Литмир - Электронная Библиотека

— Как бы я хотел не видеть этих страданий, — взмолился он, взывая к Морготу.

И тот его услышал.

— Что ж, не видеть? Быть может, так и впрямь станет лучше.

И Келегорм почувствовал, как на голову ему опустилась тяжёлая длань, и всё кругом стало подобно чёрной ночи, а потом тошнота постепенно утихла, и наконец получилось успокоиться и уснуть.

Посреди ночи он несколько раз просыпался, а когда сон ушёл совсем, и он снова ощутил себя выспавшимся и полным сил, то понял вдруг, что темнота не уйдёт. Он дотрагивался глаз — они были на месте, но он ничего не видел. Хотелось закричать. Наверное, он не сдержался: ответом на крик стала распахнутая дверь и топот ног. Он вскочил с постели и понял, что столкнулся со стражником-орком.

— Я ничего не вижу!

Тот успокоил его, как мог.

— Я помогу лорду одеться.

Ему поднесли одежды, разгладили платье, хотя Келегорм отпихивал их — не хотел, чтобы дотрагивались волос. Усадили за стол, дав дотронуться края подноса с едой: очертания предметов на ощупь были давно и хорошо знакомы, и лишь поэтому он добрался до купальни, где всегда текла вода, сам, ополоснул руки и отряхнул одеяния снова.
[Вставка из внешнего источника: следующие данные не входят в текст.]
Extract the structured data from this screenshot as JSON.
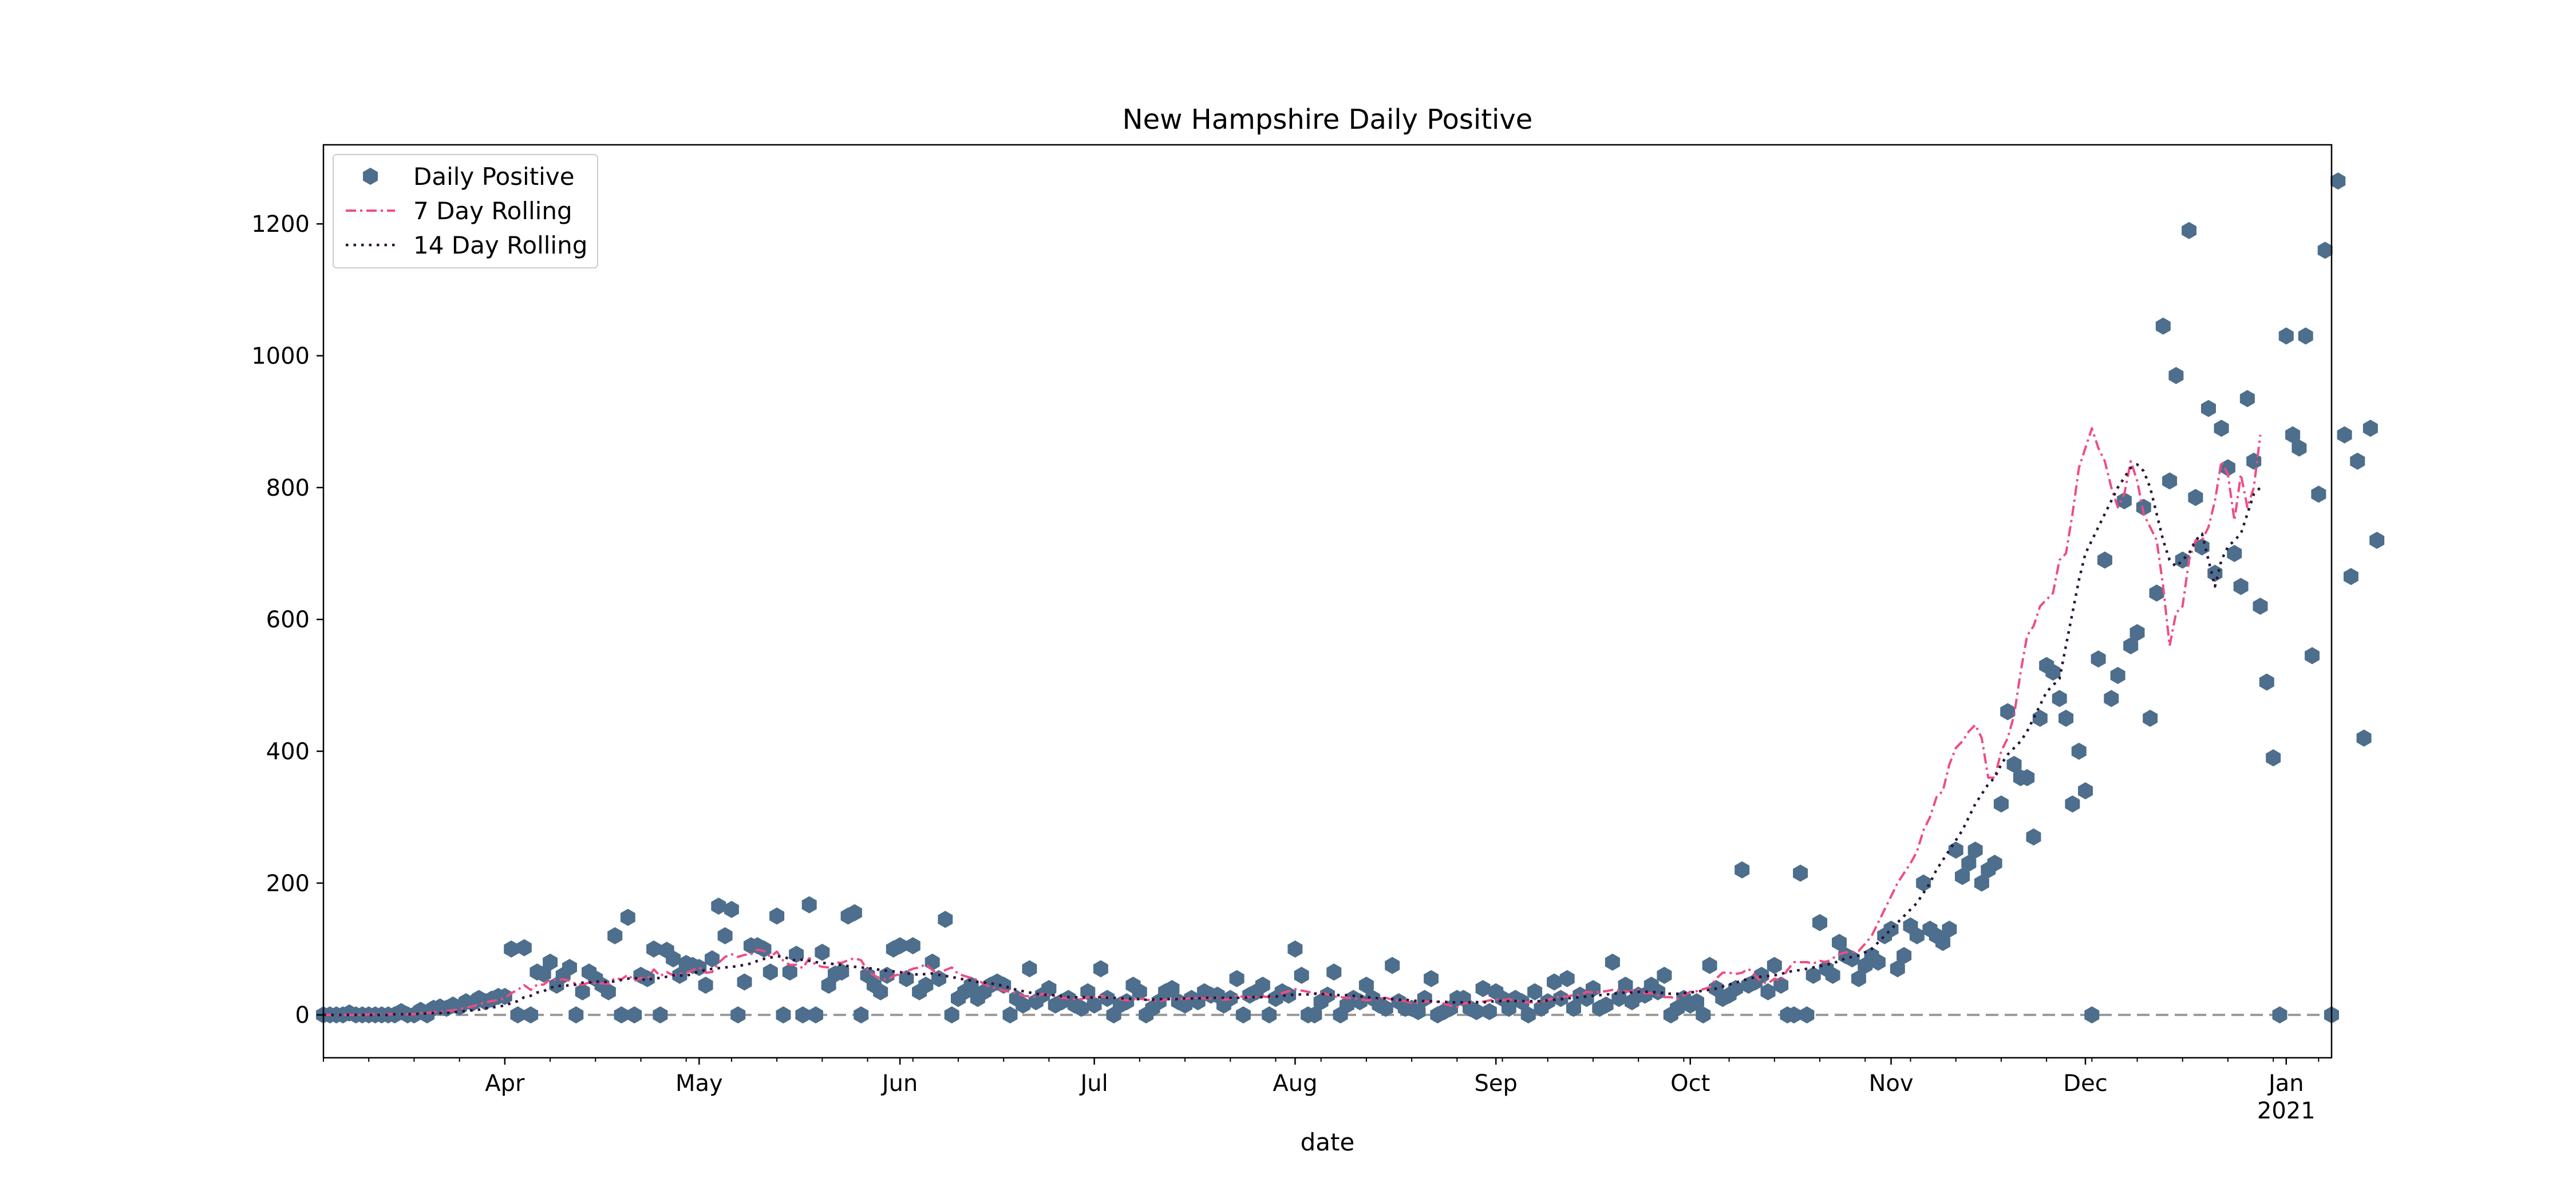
{
  "chart_data": {
    "type": "scatter",
    "title": "New Hampshire Daily Positive",
    "xlabel": "date",
    "ylabel": "",
    "x_range": [
      "2020-03-04",
      "2021-01-08"
    ],
    "ylim": [
      -65,
      1320
    ],
    "yticks": [
      0,
      200,
      400,
      600,
      800,
      1000,
      1200
    ],
    "xticks": [
      {
        "date": "2020-04-01",
        "label": "Apr"
      },
      {
        "date": "2020-05-01",
        "label": "May"
      },
      {
        "date": "2020-06-01",
        "label": "Jun"
      },
      {
        "date": "2020-07-01",
        "label": "Jul"
      },
      {
        "date": "2020-08-01",
        "label": "Aug"
      },
      {
        "date": "2020-09-01",
        "label": "Sep"
      },
      {
        "date": "2020-10-01",
        "label": "Oct"
      },
      {
        "date": "2020-11-01",
        "label": "Nov"
      },
      {
        "date": "2020-12-01",
        "label": "Dec"
      },
      {
        "date": "2021-01-01",
        "label": "Jan",
        "sublabel": "2021"
      }
    ],
    "grid": false,
    "legend_position": "top-left",
    "zero_line": {
      "y": 0,
      "style": "dashed",
      "color": "#999999"
    },
    "start_date": "2020-03-04",
    "series": [
      {
        "name": "Daily Positive",
        "kind": "markers",
        "marker": "hexagon",
        "color": "#4d6e8c",
        "values": [
          0,
          0,
          0,
          0,
          3,
          0,
          0,
          0,
          0,
          0,
          0,
          0,
          5,
          0,
          0,
          7,
          0,
          10,
          12,
          10,
          15,
          12,
          20,
          18,
          25,
          20,
          24,
          28,
          28,
          100,
          0,
          102,
          0,
          65,
          62,
          80,
          45,
          60,
          72,
          0,
          35,
          65,
          55,
          45,
          35,
          120,
          0,
          148,
          0,
          60,
          55,
          100,
          0,
          98,
          85,
          60,
          78,
          75,
          72,
          45,
          85,
          165,
          120,
          160,
          0,
          50,
          105,
          105,
          100,
          65,
          150,
          0,
          65,
          92,
          0,
          167,
          0,
          95,
          45,
          62,
          65,
          150,
          155,
          0,
          60,
          45,
          35,
          60,
          100,
          105,
          55,
          105,
          35,
          45,
          80,
          55,
          145,
          0,
          25,
          35,
          45,
          25,
          35,
          45,
          50,
          45,
          0,
          25,
          15,
          70,
          20,
          30,
          40,
          15,
          20,
          25,
          15,
          10,
          35,
          15,
          70,
          25,
          0,
          15,
          20,
          45,
          35,
          0,
          10,
          20,
          35,
          40,
          20,
          15,
          25,
          20,
          35,
          30,
          30,
          15,
          25,
          55,
          0,
          30,
          35,
          45,
          0,
          25,
          35,
          30,
          100,
          60,
          0,
          0,
          20,
          30,
          65,
          0,
          15,
          25,
          20,
          45,
          25,
          15,
          10,
          75,
          20,
          10,
          10,
          5,
          25,
          55,
          0,
          5,
          10,
          25,
          25,
          10,
          5,
          40,
          5,
          35,
          25,
          10,
          25,
          20,
          0,
          35,
          10,
          20,
          50,
          25,
          55,
          10,
          30,
          25,
          40,
          10,
          15,
          80,
          25,
          45,
          20,
          30,
          30,
          45,
          35,
          60,
          0,
          10,
          25,
          15,
          20,
          0,
          75,
          40,
          25,
          30,
          40,
          220,
          45,
          50,
          60,
          35,
          75,
          45,
          0,
          0,
          215,
          0,
          60,
          140,
          70,
          60,
          110,
          90,
          85,
          55,
          75,
          90,
          80,
          120,
          130,
          70,
          90,
          135,
          120,
          200,
          130,
          120,
          110,
          130,
          250,
          210,
          230,
          250,
          200,
          220,
          230,
          320,
          460,
          380,
          360,
          360,
          270,
          450,
          530,
          520,
          480,
          450,
          320,
          400,
          340,
          0,
          540,
          690,
          480,
          515,
          780,
          560,
          580,
          770,
          450,
          640,
          1045,
          810,
          970,
          690,
          1190,
          785,
          710,
          920,
          670,
          890,
          830,
          700,
          650,
          935,
          840,
          620,
          505,
          390,
          0,
          1030,
          880,
          860,
          1030,
          545,
          790,
          1160,
          0,
          1265,
          880,
          665,
          840,
          420,
          890,
          720
        ]
      },
      {
        "name": "7 Day Rolling",
        "kind": "line",
        "style": "dashdot",
        "color": "#ee4d82",
        "values": [
          0,
          0,
          0,
          0,
          0,
          0,
          0,
          1,
          1,
          1,
          1,
          1,
          1,
          1,
          1,
          3,
          3,
          4,
          5,
          6,
          7,
          9,
          11,
          13,
          16,
          19,
          21,
          23,
          25,
          33,
          38,
          45,
          38,
          46,
          46,
          54,
          53,
          54,
          52,
          47,
          46,
          49,
          48,
          48,
          47,
          56,
          54,
          61,
          52,
          56,
          55,
          69,
          59,
          65,
          60,
          62,
          64,
          68,
          72,
          64,
          65,
          79,
          88,
          92,
          88,
          91,
          92,
          99,
          97,
          88,
          96,
          82,
          76,
          76,
          71,
          86,
          76,
          73,
          72,
          80,
          79,
          83,
          86,
          83,
          67,
          60,
          55,
          53,
          59,
          62,
          66,
          70,
          72,
          77,
          68,
          62,
          68,
          72,
          62,
          59,
          56,
          53,
          47,
          42,
          40,
          37,
          35,
          33,
          29,
          28,
          27,
          32,
          30,
          29,
          26,
          25,
          24,
          24,
          27,
          26,
          29,
          26,
          26,
          24,
          22,
          24,
          25,
          23,
          22,
          21,
          23,
          25,
          25,
          24,
          26,
          26,
          25,
          25,
          26,
          23,
          24,
          30,
          27,
          27,
          27,
          28,
          27,
          28,
          33,
          36,
          39,
          37,
          35,
          33,
          34,
          31,
          28,
          27,
          26,
          25,
          24,
          22,
          23,
          25,
          26,
          23,
          22,
          21,
          18,
          18,
          20,
          21,
          20,
          17,
          14,
          12,
          17,
          19,
          20,
          20,
          22,
          24,
          22,
          24,
          22,
          20,
          19,
          19,
          19,
          23,
          26,
          28,
          28,
          30,
          30,
          35,
          34,
          35,
          36,
          38,
          37,
          36,
          35,
          38,
          33,
          33,
          30,
          27,
          27,
          24,
          30,
          35,
          36,
          39,
          42,
          55,
          64,
          64,
          62,
          64,
          70,
          60,
          50,
          48,
          55,
          52,
          68,
          80,
          80,
          80,
          78,
          82,
          80,
          86,
          92,
          95,
          95,
          97,
          108,
          120,
          140,
          160,
          180,
          200,
          215,
          230,
          248,
          280,
          300,
          330,
          340,
          380,
          405,
          415,
          430,
          440,
          420,
          360,
          360,
          400,
          420,
          455,
          520,
          575,
          590,
          620,
          630,
          640,
          690,
          700,
          760,
          830,
          860,
          890,
          860,
          840,
          800,
          770,
          790,
          840,
          810,
          760,
          740,
          720,
          650,
          560,
          610,
          620,
          690,
          720,
          720,
          740,
          780,
          840,
          820,
          750,
          820,
          770,
          800,
          880
        ]
      },
      {
        "name": "14 Day Rolling",
        "kind": "line",
        "style": "dotted",
        "color": "#2b1238",
        "values": [
          0,
          0,
          0,
          0,
          0,
          0,
          0,
          0,
          0,
          0,
          0,
          1,
          1,
          1,
          1,
          2,
          2,
          3,
          3,
          3,
          4,
          5,
          6,
          7,
          8,
          10,
          11,
          13,
          14,
          18,
          21,
          27,
          29,
          34,
          36,
          41,
          44,
          44,
          45,
          46,
          49,
          49,
          51,
          50,
          50,
          51,
          53,
          55,
          56,
          55,
          52,
          56,
          56,
          58,
          60,
          60,
          59,
          63,
          66,
          68,
          70,
          71,
          72,
          73,
          74,
          76,
          78,
          82,
          85,
          87,
          89,
          88,
          85,
          82,
          84,
          82,
          80,
          79,
          78,
          77,
          76,
          74,
          73,
          72,
          71,
          70,
          68,
          67,
          66,
          65,
          63,
          62,
          61,
          62,
          63,
          61,
          59,
          58,
          55,
          54,
          52,
          50,
          49,
          48,
          46,
          44,
          41,
          38,
          36,
          34,
          32,
          31,
          30,
          30,
          28,
          27,
          27,
          27,
          27,
          26,
          27,
          26,
          26,
          25,
          25,
          24,
          24,
          23,
          23,
          24,
          24,
          24,
          24,
          25,
          25,
          25,
          26,
          26,
          26,
          26,
          26,
          26,
          26,
          27,
          27,
          27,
          28,
          28,
          29,
          30,
          31,
          31,
          31,
          32,
          32,
          31,
          30,
          30,
          30,
          29,
          28,
          27,
          26,
          25,
          25,
          24,
          23,
          23,
          22,
          21,
          21,
          21,
          20,
          20,
          19,
          19,
          19,
          19,
          19,
          19,
          20,
          21,
          21,
          21,
          21,
          21,
          21,
          21,
          21,
          22,
          23,
          24,
          25,
          26,
          27,
          28,
          29,
          30,
          31,
          32,
          33,
          34,
          34,
          35,
          35,
          35,
          34,
          33,
          32,
          32,
          33,
          34,
          35,
          37,
          38,
          40,
          43,
          46,
          49,
          52,
          55,
          57,
          58,
          59,
          60,
          62,
          65,
          67,
          68,
          70,
          72,
          74,
          76,
          78,
          82,
          86,
          88,
          90,
          95,
          100,
          110,
          120,
          130,
          140,
          150,
          160,
          170,
          185,
          200,
          220,
          235,
          250,
          265,
          280,
          300,
          320,
          335,
          350,
          360,
          380,
          395,
          405,
          415,
          430,
          450,
          470,
          490,
          500,
          510,
          560,
          610,
          660,
          700,
          720,
          740,
          760,
          780,
          800,
          815,
          830,
          835,
          825,
          800,
          760,
          720,
          690,
          680,
          690,
          700,
          720,
          730,
          690,
          650,
          690,
          710,
          720,
          730,
          760,
          790,
          800
        ]
      }
    ]
  }
}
— Отвезти лорда в лес? Возможно, деревья, травы и свежий воздух помогут ему прийти в себя.

Келегорм позволил. Сперва он думал, что не сможет просуществовать в столь жалком состоянии и часа, не зарыдав, но сдерживался долго. Он то казнил себя за сгоряча сказанные слова, то думал, что Моргот отомстил ему в насмешку за его собственную непокорность. Быть может, тёмный вала боялся, что Келегорм пожелает разделить участь остальных рабов? Но тем не менее холодный ветер, знакомый шорох деревьев и свист птиц что беззаботно носились сверху, его отрезвили. Правда оставалась правдой: пока остальные пленники занимались тяжким трудом, он свои дни проводил в праздности, в охоте или в иных бездельных развлечениях, не стремясь никому помочь. Он быстро встал, почти сразу наткнувшись на широкую протянутую руку, которая поддержала его под локоть и помогла подняться.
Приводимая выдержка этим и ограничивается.